Nguyen Alex A, Maia Pedro D, Gao Xiao, F Damasceno Pablo, Raj Ashish
Department of Radiology and Biomedical Imaging, UC San Francisco, San Francisco, CA 94107, USA.
Bakar Computational Health Sciences Institute, UC San Francisco, San Francisco, CA 94158, USA.
Brain Sci. 2020 Jan 30;10(2):73. doi: 10.3390/brainsci10020073.
The release of a broad, longitudinal anatomical dataset by the Parkinson's Progression Markers Initiative promoted a surge of machine-learning studies aimed at predicting disease onset and progression. However, the excessive number of features used in these models often conceals their relationship to the Parkinsonian symptomatology.
The aim of this study is two-fold: (i) to predict future motor and cognitive impairments up to four years from brain features acquired at baseline; and (ii) to interpret the role of pivotal brain regions responsible for different symptoms from a neurological viewpoint.
We test several deep-learning neural network configurations, and report our best results obtained with an autoencoder deep-learning model, run on a 5-fold cross-validation set. Comparison with Existing Methods: Our approach improves upon results from standard regression and others. It also includes neuroimaging biomarkers as features.
The relative contributions of pivotal brain regions to each impairment change over time, suggesting a dynamical reordering of culprits as the disease progresses. Specifically, the Putamen is initially the most critical region accounting for the overall cognitive state, only being surpassed by the Substantia Nigra in later years. The Pallidum is the first region to influence motor scores, followed by the parahippocampal and ambient gyri, and the anterior orbital gyrus.
While the causal link between regional brain atrophy and Parkinson symptomatology is poorly understood, our methods demonstrate that the contributions of pivotal regions to cognitive and motor impairments are more dynamical than generally appreciated.
帕金森病进展标志物计划发布的一个广泛的纵向解剖学数据集推动了大量旨在预测疾病发作和进展的机器学习研究。
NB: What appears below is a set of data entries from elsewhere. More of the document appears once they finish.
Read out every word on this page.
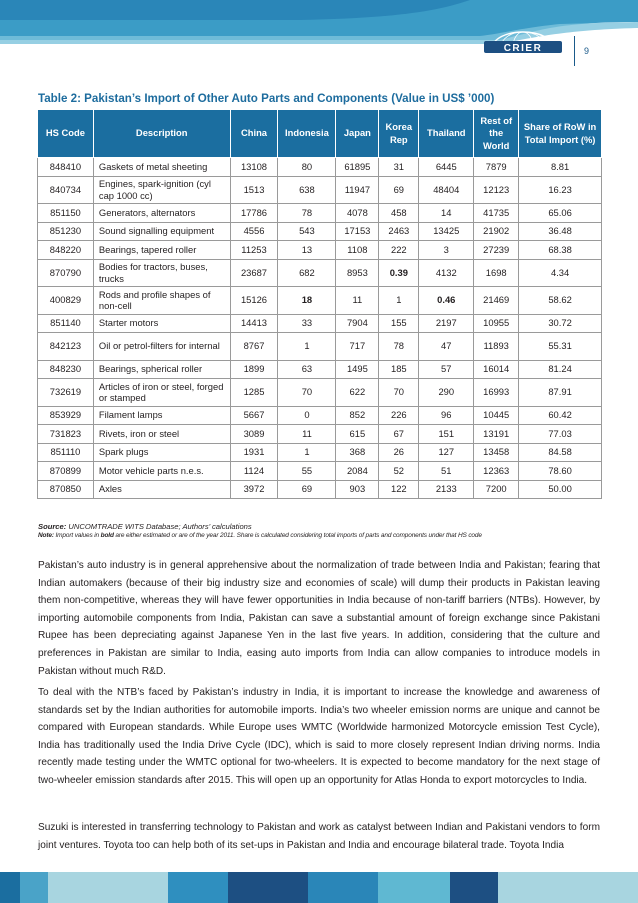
CRIER	9
Table 2: Pakistan’s Import of Other Auto Parts and Components (Value in US$ ’000)
HS Code	Description	China	Indonesia	Japan	Korea Rep	Thailand	Rest of the World	Share of RoW in Total Import (%)
848410	Gaskets of metal sheeting	13108	80	61895	31	6445	7879	8.81
840734	Engines, spark-ignition (cyl cap 1000 cc)	1513	638	11947	69	48404	12123	16.23
851150	Generators, alternators	17786	78	4078	458	14	41735	65.06
851230	Sound signalling equipment	4556	543	17153	2463	13425	21902	36.48
848220	Bearings, tapered roller	11253	13	1108	222	3	27239	68.38
870790	Bodies for tractors, buses, trucks	23687	682	8953	0.39	4132	1698	4.34
400829	Rods and profile shapes of non-cell	15126	18	11	1	0.46	21469	58.62
851140	Starter motors	14413	33	7904	155	2197	10955	30.72
842123	Oil or petrol-filters for internal	8767	1	717	78	47	11893	55.31
848230	Bearings, spherical roller	1899	63	1495	185	57	16014	81.24
732619	Articles of iron or steel, forged or stamped	1285	70	622	70	290	16993	87.91
853929	Filament lamps	5667	0	852	226	96	10445	60.42
731823	Rivets, iron or steel	3089	11	615	67	151	13191	77.03
851110	Spark plugs	1931	1	368	26	127	13458	84.58
870899	Motor vehicle parts n.e.s.	1124	55	2084	52	51	12363	78.60
870850	Axles	3972	69	903	122	2133	7200	50.00
Source: UNCOMTRADE WITS Database; Authors’ calculations
Note: Import values in bold are either estimated or are of the year 2011. Share is calculated considering total imports of parts and components under that HS code

Pakistan’s auto industry is in general apprehensive about the normalization of trade between India and Pakistan; fearing that Indian automakers (because of their big industry size and economies of scale) will dump their products in Pakistan leaving them non-competitive, whereas they will have fewer opportunities in India because of non-tariff barriers (NTBs). However, by importing automobile components from India, Pakistan can save a substantial amount of foreign exchange since Pakistani Rupee has been depreciating against Japanese Yen in the last five years. In addition, considering that the culture and preferences in Pakistan are similar to India, easing auto imports from India can allow companies to introduce models in Pakistan without much R&D.

To deal with the NTB’s faced by Pakistan’s industry in India, it is important to increase the knowledge and awareness of standards set by the Indian authorities for automobile imports. India’s two wheeler emission norms are unique and cannot be compared with European standards. While Europe uses WMTC (Worldwide harmonized Motorcycle emission Test Cycle), India has traditionally used the India Drive Cycle (IDC), which is said to more closely represent Indian driving norms. India recently made testing under the WMTC optional for two-wheelers. It is expected to become mandatory for the next stage of two-wheeler emission standards after 2015. This will open up an opportunity for Atlas Honda to export motorcycles to India.

Suzuki is interested in transferring technology to Pakistan and work as catalyst between Indian and Pakistani vendors to form joint ventures. Toyota too can help both of its set-ups in Pakistan and India and encourage bilateral trade. Toyota India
然而,这些模型中使用的特征数量过多,常常掩盖了它们与帕金森症状学之间的关系。
本研究的目的有两个:(i)根据基线时获取的脑特征预测未来长达四年的运动和认知障碍;(ii)从神经学角度解释关键脑区对不同症状的作用。
我们测试了几种深度学习神经网络配置,并报告了在五折交叉验证集上运行自动编码器深度学习模型获得的最佳结果。与现有方法的比较:我们的方法改进了标准回归和其他方法的结果。它还包括神经影像学生物标志物作为特征。
关键脑区对每种损伤的相对贡献随时间变化,表明随着疾病进展,罪魁祸首在动态重新排序。具体而言,壳核最初是占总体认知状态的最关键区域,仅在后期被黑质超越。苍白球是影响运动评分的第一个区域,其次是海马旁回和环回,以及眶前回。
虽然区域脑萎缩与帕金森症状学之间的因果关系尚不清楚,但我们的方法表明,关键区域对认知和运动障碍的贡献比一般认为的更具动态性。